Другому спящему, самозваному губернатору острова Буяна, экс-проктологу ижорской национальности, повезло гораздо меньше. Принять его на хранение король Кнуд отказался: формально тот оставался советским гражданином, а значит – подданным русского царя, коль скоро в России опять есть царь. Губернатора проверили на предмет «дышит или нет», оказалось, что раз в две минуты все же дышит, значит, юридически не покойник, а дальше пусть с ним его хозяин разбирается. Морейно отвезли в Петербург, сдали с рук на руки и о нем забыли. Светлейший князь Электросильный в делах Роделанда, он же Буян, понимал даже меньше, чем в своей липовой родословной. Головной боли с угнанным крейсером ему хватало, а к тому же мысли его были все время заняты транзитной переброской через таможню в Выборге все новых и новых вагонов ароматической детской присыпки. Бандитская «крыша» в Брусничном поселке была как раз ижорской, ижорец Морейно для тех краев был «местным», ингерманландцем, иди там знай, какие у него связи: проснется, приведет их в действие, придется делиться, а вот этого Электросильный не хотел ни в коем случае. Девать Спящего было некуда. Впрочем, в России всегда есть возможность перевесить головную боль на столицу. Теперь это была Москва, вот пусть она и разбирается.
Йорис Арвович Морейно и впрямь был ижорцем, и впрямь неплохо пожил в самозваных губернаторах острова Буяна, однако счастья ему это не принесло, он тоже от обиды впал в летаргию. Только вот не было среди его родственников особ королевских домов, принцев крови, глав международных корпораций, арабских шейхов и генеральных секретарей, даже сенаторов или членов конгресса не было, даже, прости Господи, ни одного капитана дальнего плавания и уж тем более ни одного бандита, курирующего поставки ароматическим присыпок через выборгскую таможню. И это было для него исключительно плохо, ибо лишало его права на личный дворец, королевский уход и все прочее, что обломилось его напарнице по летаргическому сну волю их величества короля Кнуда VII, когда тот низложил все-таки узаконившего однополую страсть.
Спасти Йориса его могло лишь то, что в итоге и спасло: гражданская профессия. Согласно ее специфике, открыты были ему многие тайны российского общества, которые предпочтительно было не разглашать, но одновременно и забыть о коих нельзя. Геморрой – болезнь неприятная, запущенный геморрой – еще хуже, а прочие болезни, в тех мрачных местах приключающиеся, лучше вовсе не перечислять, нечего людей пугать и в соблазн вводить. Может быть, современные банкиры и не наживали «орден в петлицу» (опасно), но все поголовно имели «геморрой в поясницу» (поди минуй). И не одни банкиры. С той же хворью жили генералы, во времена врачебной практики Морейно бывшие полковниками. Геморрой куда демократичней, чем господа демократы на трибунах – ему подвержены и пламенные борцы с демократией. Даже перечислять не хочется всех тех, кто ему подвержен. Он и есть главный на земле демократ.

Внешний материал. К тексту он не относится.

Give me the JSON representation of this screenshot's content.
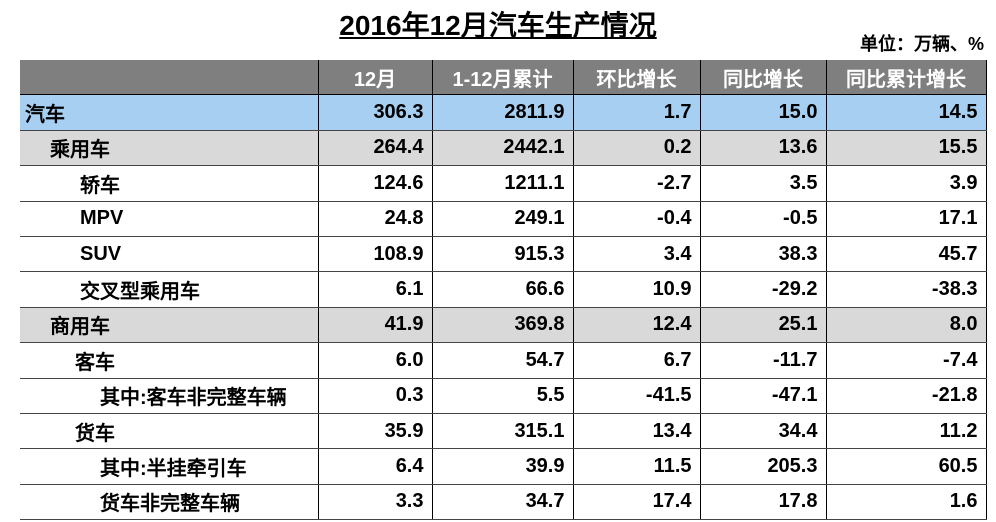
{
  "header": {
    "title": "2016年12月汽车生产情况",
    "unit": "单位：万辆、%"
  },
  "table": {
    "columns": [
      "",
      "12月",
      "1-12月累计",
      "环比增长",
      "同比增长",
      "同比累计增长"
    ],
    "rows": [
      [
        "汽车",
        "306.3",
        "2811.9",
        "1.7",
        "15.0",
        "14.5"
      ],
      [
        "乘用车",
        "264.4",
        "2442.1",
        "0.2",
        "13.6",
        "15.5"
      ],
      [
        "轿车",
        "124.6",
        "1211.1",
        "-2.7",
        "3.5",
        "3.9"
      ],
      [
        "MPV",
        "24.8",
        "249.1",
        "-0.4",
        "-0.5",
        "17.1"
      ],
      [
        "SUV",
        "108.9",
        "915.3",
        "3.4",
        "38.3",
        "45.7"
      ],
      [
        "交叉型乘用车",
        "6.1",
        "66.6",
        "10.9",
        "-29.2",
        "-38.3"
      ],
      [
        "商用车",
        "41.9",
        "369.8",
        "12.4",
        "25.1",
        "8.0"
      ],
      [
        "客车",
        "6.0",
        "54.7",
        "6.7",
        "-11.7",
        "-7.4"
      ],
      [
        "其中:客车非完整车辆",
        "0.3",
        "5.5",
        "-41.5",
        "-47.1",
        "-21.8"
      ],
      [
        "货车",
        "35.9",
        "315.1",
        "13.4",
        "34.4",
        "11.2"
      ],
      [
        "其中:半挂牵引车",
        "6.4",
        "39.9",
        "11.5",
        "205.3",
        "60.5"
      ],
      [
        "货车非完整车辆",
        "3.3",
        "34.7",
        "17.4",
        "17.8",
        "1.6"
      ]
    ]
  }
}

Если в Дании прикидывали: сколько проспит «спящая красавица»: год или десять, то в Москве прикинули: ну, месяц, ну, полгода? – и отправили спать к Бурденко, потому как некогда он работал именно там, в чехарде же всемирно-исторических событий России уволить его оттуда забыли, поскольку пациент был секретный, его старались лечить без шума, и вот тут судьба его наконец-то стала напоминать судьбу Софьи: те, кто хранил его сон, вспомнили, что сперва надо детей вырастить, потом внуков поднять, а там уж так и быть, захочет, пусть просыпается, а нет, так не надо...
Национальность спящего между тем брала свое. Поскольку клинической чистотой виллы Ведере его палата никак не блистала, в дальнем потолочном углу плел паутину паук по имени Евстратий Хитин, и ворчал о том, что никто не спешит принести ему в жертву выпавшие зубы больного. Между тем никто не был виноват: зубы не выпадали. Морейно случайно лежал ногами на юг, и спящая душа, как сердцевина сосен его родины, смещаясь к югу, дремала у него в пятках. Под койкой больного прижился некий его национальный дух воровства с непроизносимым именем. Со стороны могло показаться, что толку от него никакого, но лишь на первый взгляд. Заботясь о сохранности своего обиталища он, с трудом разбираясь в произносимых врачами названиях лекарств, воровал их по всей больнице и притаскивал в палату Морейно, в итоге медики и впрямь могли думать о том, как им лучше детей вырастить и внуков поднять.
Если Софью иной раз удостаивал взгляда буйный король Вальдемар, то к Йорису приходил некто совсем несусветный, в полтора человеческих роста, то ли в шкуре медведя, то ли сам по себе шерстистый, ослепительно белый и оттого плохо видимый на фоне белых стен, такого в России и в мифах нет. Это был Большой Человек Тундры, дух неизвестно чей и неизвестно чего желающий. Из того, что по жизни Йорис был человек скорей хороший, мечтательный, только бестолочь, поэт, звездочет и вот почему-то проктолог, можно было заключить лишь то, что в таком букете нечего и пытаться что-то понять. Как и в случае с духом воровства, вреда от него не было, а может, и польза какая была, просто никто не понимал, какая.
Тем временем берега Роделанда все так же были тревожимы ветрами и течениями Балтики. Древние граниты и песчаники противостояли эрозии, насколько могли, но даже гранит за тысячелетия превращается в пыльную бурю, если грызут его ветра и волны, будто комсомольцы – гранит науки.
Течения мало что выносили на эти берега. Давно истлел китель капитана Владимира Глазенапа, чей «Архимед» потонул в двух шагах от острова, сильно помогши брату прапрадеда нынешнего императора проиграть Икарийскую войну, да и сам «Архимед» валялся где-то на илистом дне, не скрывая в трюмах ничего, кроме ущемленного достоинства российской державы. Проржавели и перестали угрожать народам цистерны с биологическим оружием третьего рейха, брошенные тут в сорок пятом году, и почти никого не поразил возбудитель роделандского миозита, слабенького гибрида простуды и дизентерии. Глинистое дно Балтики, в отличие от поверхности – место мертвое, впадины на нем полны сероводорода, камбала не пожирует. К востоку от Дании в воде нет моллюсков-древоточцев, которые в соленой Атлантике съели бы дерево за десятилетие. Корабли и лодки спали бы тут веками, не тревожь их самые страшные бури и самые глупые ныряльщики; этих, правда, всегда хватало.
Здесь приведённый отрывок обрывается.